Developing contingencies for earthquakes is perhaps an extreme example, but the ability to flex with sudden market changes is gaining in importance. It is one of the defining characteristics of future supply chains identified by attendees at the Future Capabilities in the Supply Chain symposium that took place this May at the MIT Center for Transportation & Logistics (MIT-CTL).

One company explained how it has created a “playbook” of contingencies to help it manage new production transitions, one of the most volatile periods experienced by companies. The playbook provides a set of contingencies and responses that managers can use as a new product takes the place of an old one. It was created in response to a product introduction several years ago, when the company’s sales department dropped the price of the new offering and demand skyrocketed. The spike jolted the company from an excess-capacity situation to one where it had no spare capacity. Production systems went into overdrive to cope, further disrupting schedules and exacerbating the capacity shortage.

A possible approach to building flexible capacity is to make it easy to adapt contracts with suppliers and contract manufacturers to demand changes. Such a contract might specify baseline production levels with a supplier that can be exceeded when/if necessary for a pre-negotiated price. For example, contingency clauses might require suppliers to ramp up production by 25% at a week’s notice and 100% at three weeks’ notice under certain circumstances.

Customers can be encouraged to play their part by agreeing to flexible services. Chris Caplice, Executive Director of MIT-CTL’s Master of Engineering in Logistics program, pointed to online grocer Peapod as a proponent of this approach. The company offers lower delivery costs to customers that agree to wider, six-hour delivery windows or off-peak delivery times.

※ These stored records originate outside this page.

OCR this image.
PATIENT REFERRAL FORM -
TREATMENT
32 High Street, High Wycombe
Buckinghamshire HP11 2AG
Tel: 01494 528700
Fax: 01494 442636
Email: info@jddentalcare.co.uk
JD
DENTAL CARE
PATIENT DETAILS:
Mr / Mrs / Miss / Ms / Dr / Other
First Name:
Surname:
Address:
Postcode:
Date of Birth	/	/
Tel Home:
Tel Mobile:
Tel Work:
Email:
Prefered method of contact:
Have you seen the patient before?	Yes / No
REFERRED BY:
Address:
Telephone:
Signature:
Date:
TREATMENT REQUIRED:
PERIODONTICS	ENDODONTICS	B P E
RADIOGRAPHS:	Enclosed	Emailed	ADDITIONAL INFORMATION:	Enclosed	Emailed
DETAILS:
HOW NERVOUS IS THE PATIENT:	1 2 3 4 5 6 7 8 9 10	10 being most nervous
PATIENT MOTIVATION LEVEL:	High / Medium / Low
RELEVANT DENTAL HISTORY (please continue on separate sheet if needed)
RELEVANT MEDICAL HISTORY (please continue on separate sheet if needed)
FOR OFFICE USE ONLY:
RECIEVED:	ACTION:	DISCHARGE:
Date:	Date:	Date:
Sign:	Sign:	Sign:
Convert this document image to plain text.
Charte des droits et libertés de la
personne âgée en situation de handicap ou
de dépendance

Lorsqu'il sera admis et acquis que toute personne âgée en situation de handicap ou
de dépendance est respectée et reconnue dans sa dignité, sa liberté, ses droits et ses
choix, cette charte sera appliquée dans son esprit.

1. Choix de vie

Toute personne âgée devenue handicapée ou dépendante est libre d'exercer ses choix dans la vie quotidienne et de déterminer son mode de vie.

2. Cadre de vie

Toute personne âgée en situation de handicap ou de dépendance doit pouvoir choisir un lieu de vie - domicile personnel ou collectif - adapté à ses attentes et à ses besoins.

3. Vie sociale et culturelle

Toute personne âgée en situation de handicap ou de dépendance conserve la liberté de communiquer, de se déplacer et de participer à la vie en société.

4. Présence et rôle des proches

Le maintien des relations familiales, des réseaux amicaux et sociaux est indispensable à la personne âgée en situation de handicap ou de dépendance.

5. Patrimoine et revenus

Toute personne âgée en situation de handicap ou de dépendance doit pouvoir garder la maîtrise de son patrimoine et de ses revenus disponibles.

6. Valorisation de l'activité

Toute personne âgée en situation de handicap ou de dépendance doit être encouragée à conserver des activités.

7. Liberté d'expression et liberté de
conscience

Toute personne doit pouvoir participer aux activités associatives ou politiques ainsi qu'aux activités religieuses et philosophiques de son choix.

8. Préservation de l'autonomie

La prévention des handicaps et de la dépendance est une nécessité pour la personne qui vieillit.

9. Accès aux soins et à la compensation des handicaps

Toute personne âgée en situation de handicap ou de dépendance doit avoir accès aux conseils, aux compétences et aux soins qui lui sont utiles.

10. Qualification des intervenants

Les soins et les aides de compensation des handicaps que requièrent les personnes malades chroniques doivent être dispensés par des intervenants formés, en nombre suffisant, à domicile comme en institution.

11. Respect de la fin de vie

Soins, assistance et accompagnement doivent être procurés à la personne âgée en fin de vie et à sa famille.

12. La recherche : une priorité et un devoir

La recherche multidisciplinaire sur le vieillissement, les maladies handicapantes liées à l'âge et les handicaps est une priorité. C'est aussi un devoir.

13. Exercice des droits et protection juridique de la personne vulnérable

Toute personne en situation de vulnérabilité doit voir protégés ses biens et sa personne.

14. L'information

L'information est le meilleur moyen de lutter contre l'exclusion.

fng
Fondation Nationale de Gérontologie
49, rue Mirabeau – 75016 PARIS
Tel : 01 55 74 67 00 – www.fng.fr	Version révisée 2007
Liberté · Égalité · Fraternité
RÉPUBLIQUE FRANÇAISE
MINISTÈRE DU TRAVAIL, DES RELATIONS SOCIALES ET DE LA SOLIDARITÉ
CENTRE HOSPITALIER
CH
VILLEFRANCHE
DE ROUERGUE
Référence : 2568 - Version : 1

A tactic suggested by MIT-CTL director Yossi Sheffi is to build options into operational plans that can be taken up at a future date. Examples include vetting possible backup suppliers, building relationships with government agencies, and adding some surplus capacity. These measures may require additional funding, but, as Sheffi pointed out, any management decision that removes an option costs the organization in terms of reducing its flexibility and hence capacity to act when the need arises. Postponement, where the final configuration of a product is delayed, is another tactic companies may consider.

Empowering employees to make decisions at the local level also enhances flexibility, said Sheffi. As supply chains become more global more knowledge resides with frontline employees, and enabling these workers to take action rather than waiting for a decision to percolate through the chain of command can prove crucial in emergencies. One attendee noted that owing to the different time zones involved, it can take two to three days to coordinate a solution to an urgent problem between counterparts in the United States and Asia.

An impediment to flexibility cited by some attendees is the highly structured and rigid nature of finance functions. This can be particularly obstructive when planning three- to five-year supply chain goals. A possible solution: try to bring the CFO onboard when setting important supply chain objectives.

But there are limits to how flexible companies can be. Some products provide little leeway for coping with demand surges. For example, a food crop can have a three-year planning cycle before the produce is fully grown, presenting obvious limitations on what responses the organization can put in place to cope with a sudden shift in demand.